Going off the trail in the Rockies

Published on: Friday, May 12, 2017


Banff National Park in the Canadian Rockies is worth visiting.

Snowcapped mountain peaks, vast glaciers and alpine views that stretch for miles attract more than 3 million visitors a year.

July to September is high season, when day-trippers and families descend here in search of Banff’s great natural wonders, from the turquoise, glacier-fed waters of Lake Louise to the waterfalls of Johnston Canyon. Instead, they often find traffic jams, overflowing car parks and walking routes that are obstacles courses.

Banff National Park is big – it covers the same area as nearly 1 million football pitches – but it’s always possible to find solitude and something wilder than a Best Western hotel.

Accommodation over the summer months comes at a premium but backcountry hiking options are rich and plentiful. Some of the best overnight hikes stretch from the town of Banff to Lake Louise on either the Sawback Trail or Bow Valley Highline.

This is bear country and you pitch camp at your own risk. A safer option is picking up a Backcountry Permit in Banff and booking a night at one of the park’s more rustic public shelters, each kitted with a wood stove, outhouse and fresh water sourced from a nearby creek.

For a better overview of the terrain, the pain-free way of getting up high is on one of Banff’s chairlifts. Mount Norquay has the quietest and, at the top, Cliffhouse Bistro is a cosily old-fashioned restaurant, 7000 ft (2,130m) high, with panoramic views, and locally sourced food on the menu.

Taking a slightly more adventurous journey to the summit, the Via Ferrata (Italian for “Iron Road”) is not for the faint hearted. In a body harness and helmet, climbers are attached to a steel cable that follows one of four routes up the mountainside, over rocky outcrops and cliff edge ladders. Beginners are welcome; a fear of heights is not.

To experience an even more secluded side of the Rockies, hike the Saddleback Pass up the snow encrusted Fairview Mountain, allowing four to five hours to make the 10.5 km (6.5 mile) return journey, more if you want to stop and take in the views.

See our guide to the Alberta province for more outdoor adventure tips.

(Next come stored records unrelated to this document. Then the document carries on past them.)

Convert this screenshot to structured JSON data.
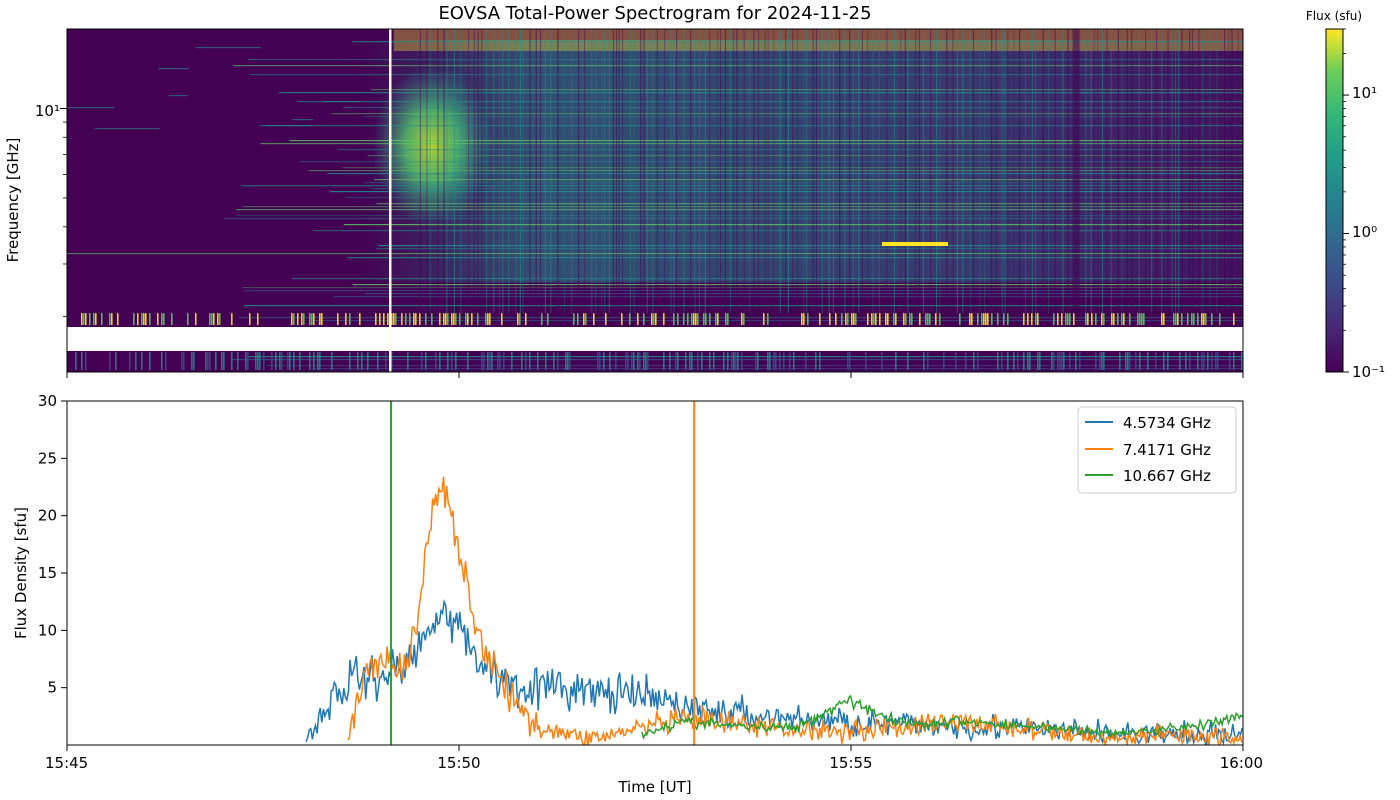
{
  "figure_title": "EOVSA Total-Power Spectrogram for 2024-11-25",
  "chart_data": [
    {
      "type": "heatmap",
      "title": "EOVSA Total-Power Spectrogram for 2024-11-25",
      "xlabel": "",
      "ylabel": "Frequency [GHz]",
      "y_scale": "log",
      "y_tick_labels": [
        "10¹"
      ],
      "y_major_ticks": [
        10
      ],
      "y_minor_ticks": [
        2,
        3,
        4,
        5,
        6,
        7,
        8,
        9,
        20
      ],
      "ylim": [
        1.3,
        18.5
      ],
      "xlim": [
        "15:45",
        "16:00"
      ],
      "x_ticks": [
        "15:45",
        "15:50",
        "15:55",
        "16:00"
      ],
      "colorbar": {
        "label": "Flux (sfu)",
        "scale": "log",
        "colormap": "viridis",
        "range": [
          0.1,
          30
        ],
        "ticks": [
          0.1,
          1,
          10
        ],
        "tick_labels": [
          "10⁻¹",
          "10⁰",
          "10¹"
        ]
      },
      "features": {
        "burst_peak_time": "15:49:40",
        "burst_frequency_range_ghz": [
          4,
          14
        ],
        "vertical_artifact_time": "15:49:07",
        "band_gap_ghz": [
          1.45,
          1.6
        ],
        "yellow_segment": {
          "time_range": [
            "15:55:25",
            "15:56:15"
          ],
          "frequency_ghz": 3.2
        }
      },
      "colors": [
        "#440154",
        "#3b528b",
        "#21918c",
        "#5ec962",
        "#fde725"
      ]
    },
    {
      "type": "line",
      "title": "",
      "xlabel": "Time [UT]",
      "ylabel": "Flux Density [sfu]",
      "xlim": [
        "15:45",
        "16:00"
      ],
      "ylim": [
        0,
        30
      ],
      "grid": false,
      "legend_position": "top-right",
      "x_ticks": [
        "15:45",
        "15:50",
        "15:55",
        "16:00"
      ],
      "y_ticks": [
        5,
        10,
        15,
        20,
        25,
        30
      ],
      "series": [
        {
          "name": "4.5734 GHz",
          "color": "#1f77b4",
          "x": [
            "15:48:03",
            "15:48:20",
            "15:48:35",
            "15:48:50",
            "15:49:05",
            "15:49:20",
            "15:49:35",
            "15:49:45",
            "15:50:00",
            "15:50:15",
            "15:50:30",
            "15:50:50",
            "15:51:10",
            "15:51:30",
            "15:51:50",
            "15:52:10",
            "15:52:30",
            "15:52:50",
            "15:53:10",
            "15:53:40",
            "15:54:00",
            "15:54:30",
            "15:55:00",
            "15:55:30",
            "15:56:00",
            "15:56:30",
            "15:57:00",
            "15:57:30",
            "15:58:00",
            "15:58:30",
            "15:59:00",
            "15:59:30",
            "16:00:00"
          ],
          "y": [
            0.5,
            3.5,
            5.5,
            6.0,
            6.2,
            7.0,
            9.5,
            12.5,
            10.0,
            7.5,
            6.0,
            5.2,
            5.0,
            4.8,
            4.5,
            4.3,
            4.0,
            3.5,
            3.0,
            2.6,
            2.4,
            2.2,
            2.0,
            1.8,
            1.8,
            1.6,
            1.5,
            1.3,
            1.1,
            1.0,
            0.9,
            0.8,
            1.0
          ]
        },
        {
          "name": "7.4171 GHz",
          "color": "#ff7f0e",
          "x": [
            "15:48:35",
            "15:48:50",
            "15:49:05",
            "15:49:20",
            "15:49:30",
            "15:49:40",
            "15:49:50",
            "15:50:00",
            "15:50:10",
            "15:50:20",
            "15:50:35",
            "15:50:50",
            "15:51:05",
            "15:51:20",
            "15:51:40",
            "15:52:00",
            "15:52:30",
            "15:53:00",
            "15:53:30",
            "15:54:00",
            "15:54:30",
            "15:55:00",
            "15:55:30",
            "15:56:00",
            "15:56:30",
            "15:57:00",
            "15:57:30",
            "15:58:00",
            "15:58:30",
            "15:59:00",
            "15:59:30",
            "16:00:00"
          ],
          "y": [
            0.5,
            7.0,
            7.5,
            6.5,
            12.0,
            21.0,
            23.0,
            17.0,
            12.0,
            8.0,
            5.0,
            2.5,
            1.5,
            1.0,
            0.6,
            1.0,
            1.8,
            2.2,
            1.8,
            1.5,
            1.3,
            1.3,
            1.5,
            1.8,
            2.0,
            1.6,
            1.1,
            0.8,
            0.6,
            1.0,
            0.8,
            0.6
          ]
        },
        {
          "name": "10.667 GHz",
          "color": "#2ca02c",
          "x": [
            "15:52:20",
            "15:52:50",
            "15:53:20",
            "15:53:50",
            "15:54:20",
            "15:54:50",
            "15:55:00",
            "15:55:30",
            "15:56:00",
            "15:56:30",
            "15:57:00",
            "15:57:30",
            "15:58:00",
            "15:58:30",
            "15:59:00",
            "15:59:30",
            "16:00:00"
          ],
          "y": [
            1.0,
            2.0,
            1.8,
            1.5,
            1.6,
            3.5,
            4.0,
            2.2,
            1.8,
            2.1,
            1.7,
            1.6,
            1.2,
            1.0,
            1.4,
            1.8,
            2.5
          ]
        }
      ],
      "spikes": [
        {
          "series": "10.667 GHz",
          "time": "15:49:08"
        },
        {
          "series": "7.4171 GHz",
          "time": "15:53:00"
        }
      ],
      "noise_amplitude": [
        3.0,
        2.6,
        1.2
      ]
    }
  ]
}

Five alternatives to Banff National Park

Yoho National Park

Banff’s eastern neighbour, Yoho has the same sheer rock walls, glaciers and waterfalls, without the hotel chains and souvenir shops of downtown Banff. Emerald Lake, green-hued and glacier-fed, is only 20 minutes’ drive from Lake Louise but sees a fraction of the crowds. Less silent is the park’s mountain goat population, best spotted clinging to the vertiginous rock faces in the Yoho Valley.

Pacific Rim National Park Reserve

Pacific Rim National Park Reserve on Canada’s West Coast has something for everyone, from sandy beaches to hot springs, rainforests to rich native cultures. Made up of three portions of coastline on Vancouver Island, the park attracts hikers, whale watchers and surf enthusiasts – all eager to make the most of its eclectic wild assets.

Ivvavik National Park

If you really want to find the true wilderness of Canada, Ivvavik National Park, on the border with Alaska, is about as remote as it gets. Timber wolves, grizzlies, musk-ox and moose all thrive here, while humans remain very much outsiders. There are no roads or designated trails in Ivvavik National Park and it receives on average just 100 visitors per year. But with an abundance of flora and fauna, the park deserves more than its one lonely review on TripAdvisor.

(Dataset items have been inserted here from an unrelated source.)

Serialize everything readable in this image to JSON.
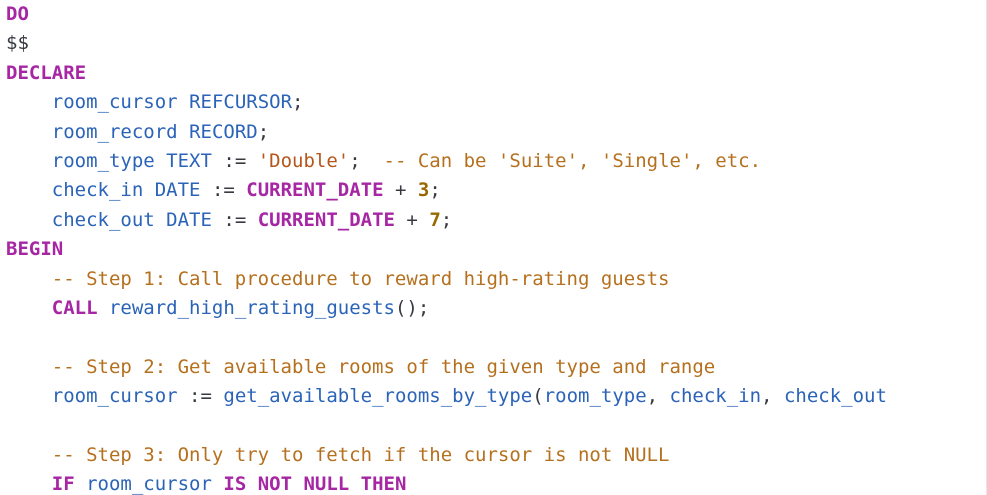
{
  "editor": {
    "language": "plpgsql",
    "colors": {
      "keyword": "#a626a4",
      "identifier": "#2a63b8",
      "string": "#b5561c",
      "comment": "#b5701e",
      "number": "#986801",
      "plain": "#383a42"
    },
    "lines": [
      [
        {
          "t": "kw",
          "v": "DO"
        }
      ],
      [
        {
          "t": "plain",
          "v": "$$"
        }
      ],
      [
        {
          "t": "kw",
          "v": "DECLARE"
        }
      ],
      [
        {
          "t": "plain",
          "v": "    "
        },
        {
          "t": "ident",
          "v": "room_cursor"
        },
        {
          "t": "plain",
          "v": " "
        },
        {
          "t": "ident",
          "v": "REFCURSOR"
        },
        {
          "t": "plain",
          "v": ";"
        }
      ],
      [
        {
          "t": "plain",
          "v": "    "
        },
        {
          "t": "ident",
          "v": "room_record"
        },
        {
          "t": "plain",
          "v": " "
        },
        {
          "t": "ident",
          "v": "RECORD"
        },
        {
          "t": "plain",
          "v": ";"
        }
      ],
      [
        {
          "t": "plain",
          "v": "    "
        },
        {
          "t": "ident",
          "v": "room_type"
        },
        {
          "t": "plain",
          "v": " "
        },
        {
          "t": "ident",
          "v": "TEXT"
        },
        {
          "t": "plain",
          "v": " := "
        },
        {
          "t": "str",
          "v": "'Double'"
        },
        {
          "t": "plain",
          "v": ";  "
        },
        {
          "t": "comment",
          "v": "-- Can be 'Suite', 'Single', etc."
        }
      ],
      [
        {
          "t": "plain",
          "v": "    "
        },
        {
          "t": "ident",
          "v": "check_in"
        },
        {
          "t": "plain",
          "v": " "
        },
        {
          "t": "ident",
          "v": "DATE"
        },
        {
          "t": "plain",
          "v": " := "
        },
        {
          "t": "kw",
          "v": "CURRENT_DATE"
        },
        {
          "t": "plain",
          "v": " + "
        },
        {
          "t": "num",
          "v": "3"
        },
        {
          "t": "plain",
          "v": ";"
        }
      ],
      [
        {
          "t": "plain",
          "v": "    "
        },
        {
          "t": "ident",
          "v": "check_out"
        },
        {
          "t": "plain",
          "v": " "
        },
        {
          "t": "ident",
          "v": "DATE"
        },
        {
          "t": "plain",
          "v": " := "
        },
        {
          "t": "kw",
          "v": "CURRENT_DATE"
        },
        {
          "t": "plain",
          "v": " + "
        },
        {
          "t": "num",
          "v": "7"
        },
        {
          "t": "plain",
          "v": ";"
        }
      ],
      [
        {
          "t": "kw",
          "v": "BEGIN"
        }
      ],
      [
        {
          "t": "plain",
          "v": "    "
        },
        {
          "t": "comment",
          "v": "-- Step 1: Call procedure to reward high-rating guests"
        }
      ],
      [
        {
          "t": "plain",
          "v": "    "
        },
        {
          "t": "kw",
          "v": "CALL"
        },
        {
          "t": "plain",
          "v": " "
        },
        {
          "t": "ident",
          "v": "reward_high_rating_guests"
        },
        {
          "t": "plain",
          "v": "();"
        }
      ],
      [],
      [
        {
          "t": "plain",
          "v": "    "
        },
        {
          "t": "comment",
          "v": "-- Step 2: Get available rooms of the given type and range"
        }
      ],
      [
        {
          "t": "plain",
          "v": "    "
        },
        {
          "t": "ident",
          "v": "room_cursor"
        },
        {
          "t": "plain",
          "v": " := "
        },
        {
          "t": "ident",
          "v": "get_available_rooms_by_type"
        },
        {
          "t": "plain",
          "v": "("
        },
        {
          "t": "ident",
          "v": "room_type"
        },
        {
          "t": "plain",
          "v": ", "
        },
        {
          "t": "ident",
          "v": "check_in"
        },
        {
          "t": "plain",
          "v": ", "
        },
        {
          "t": "ident",
          "v": "check_out"
        }
      ],
      [],
      [
        {
          "t": "plain",
          "v": "    "
        },
        {
          "t": "comment",
          "v": "-- Step 3: Only try to fetch if the cursor is not NULL"
        }
      ],
      [
        {
          "t": "plain",
          "v": "    "
        },
        {
          "t": "kw",
          "v": "IF"
        },
        {
          "t": "plain",
          "v": " "
        },
        {
          "t": "ident",
          "v": "room_cursor"
        },
        {
          "t": "plain",
          "v": " "
        },
        {
          "t": "kw",
          "v": "IS NOT NULL THEN"
        }
      ]
    ]
  }
}
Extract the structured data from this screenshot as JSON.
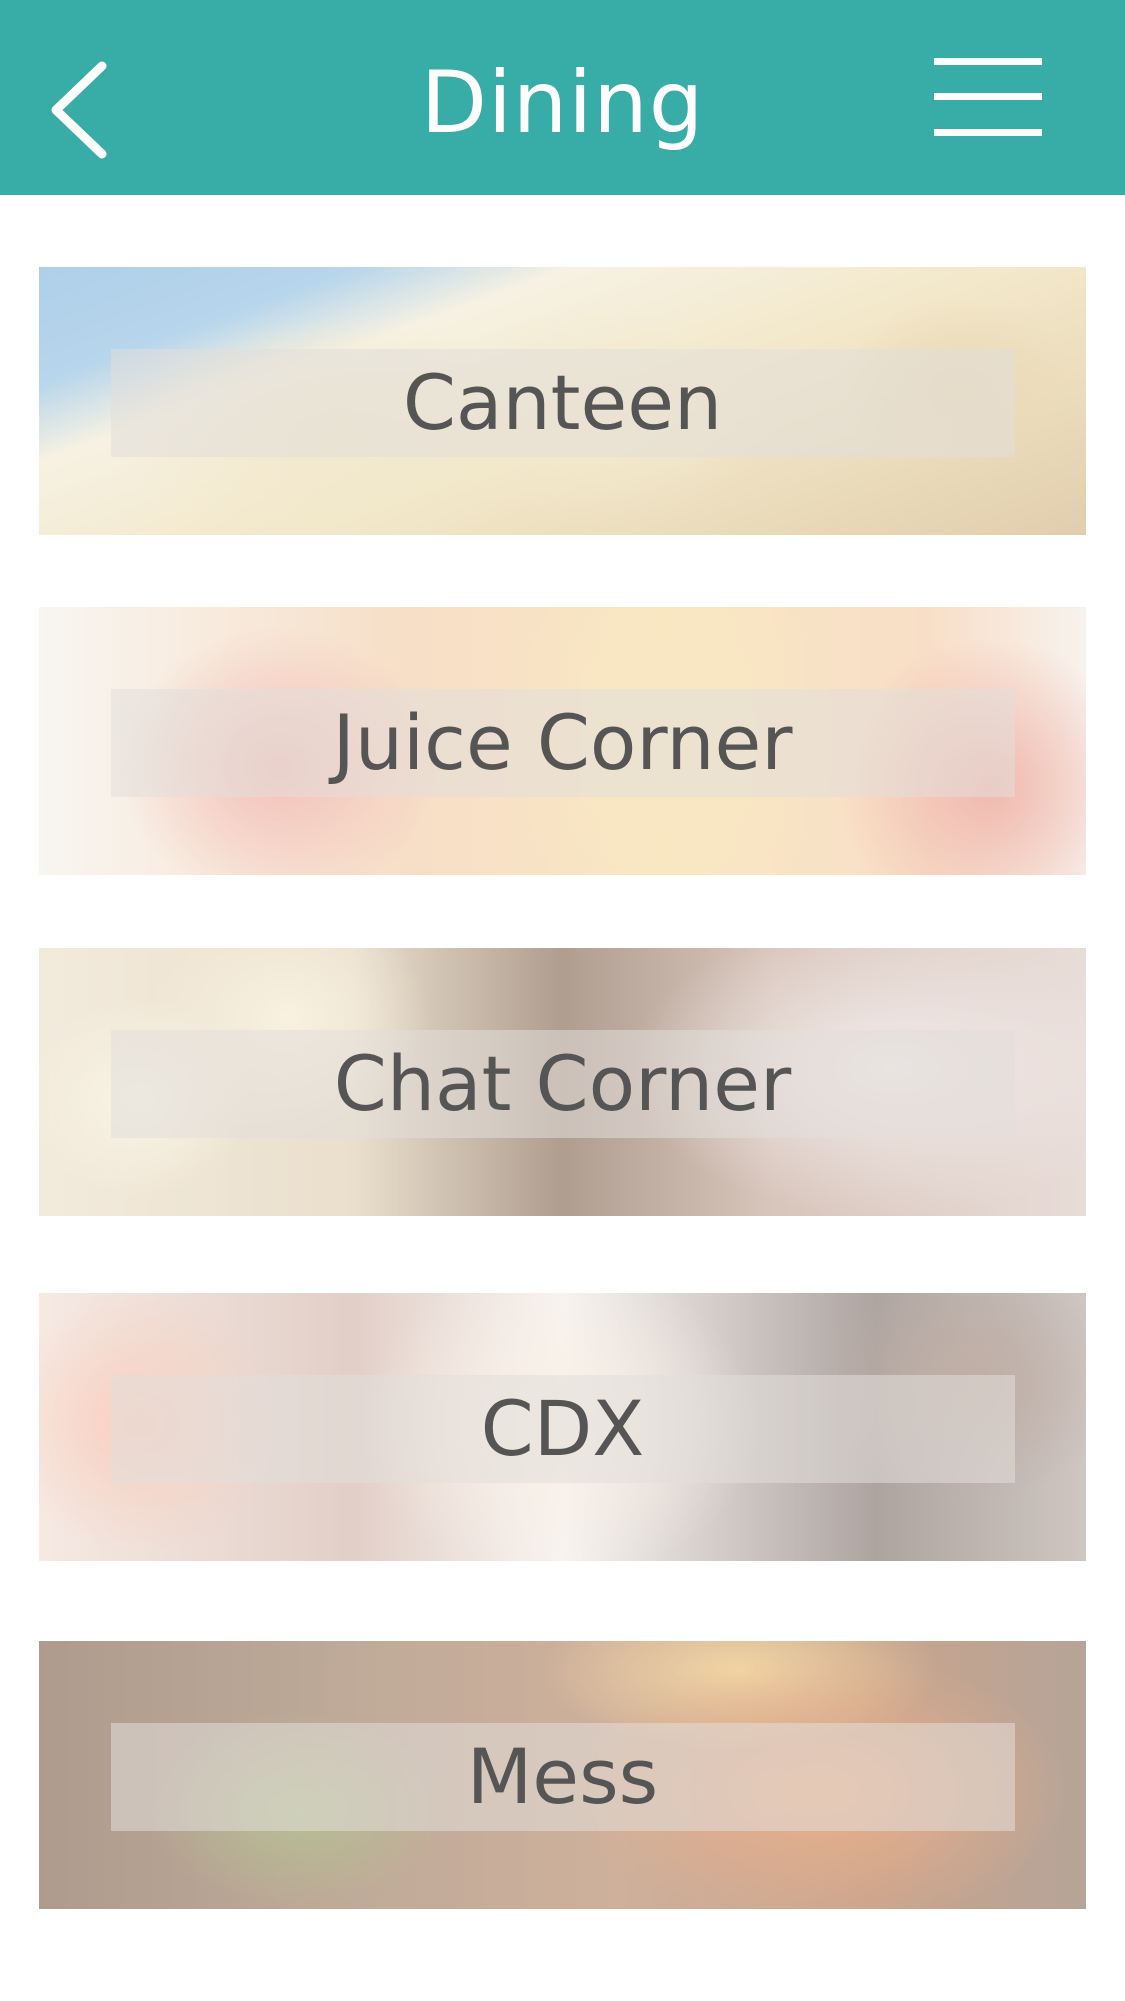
{
  "header": {
    "title": "Dining",
    "back_icon": "chevron-left-icon",
    "menu_icon": "hamburger-menu-icon",
    "background_color": "#38aca6"
  },
  "venues": [
    {
      "label": "Canteen"
    },
    {
      "label": "Juice Corner"
    },
    {
      "label": "Chat Corner"
    },
    {
      "label": "CDX"
    },
    {
      "label": "Mess"
    }
  ]
}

Cape Breton Highlands National Park

Along Canada’s most easterly shores, Cape Breton Highlands National Park is home to world-famous driving road, the Cabot Trail. Take this scenic highway through forest and along cliff-hugging shoreline but once the tank is nearing empty, forget the car and discover the real majesty of Cape Breton Highlands National Park by foot. Across land rich with deep-cut river canyons and wild flora; from coast-to-coast, there are also more than 25 hiking trails to tackle. For overnight treks, designated campsites are available and wild camping is also permitted at the Fishing Cove. Far from civilisation and phone signal, it’s a place where you’re free to enjoy the secluded beach and even take a dip in the bracing Atlantic waters.

Wapusk National Park

Unlike Cape Breton, camping is not advised on the Hudson Plains of Wapusk National Park. This is bear territory and one of largest maternity denning areas for polar bears. Their ravenous appetite and fierce temperament means unescorted travellers are not permitted in Wapusk National Park. Conditions of entry include signing up for a licensed guided trip with an armed professional.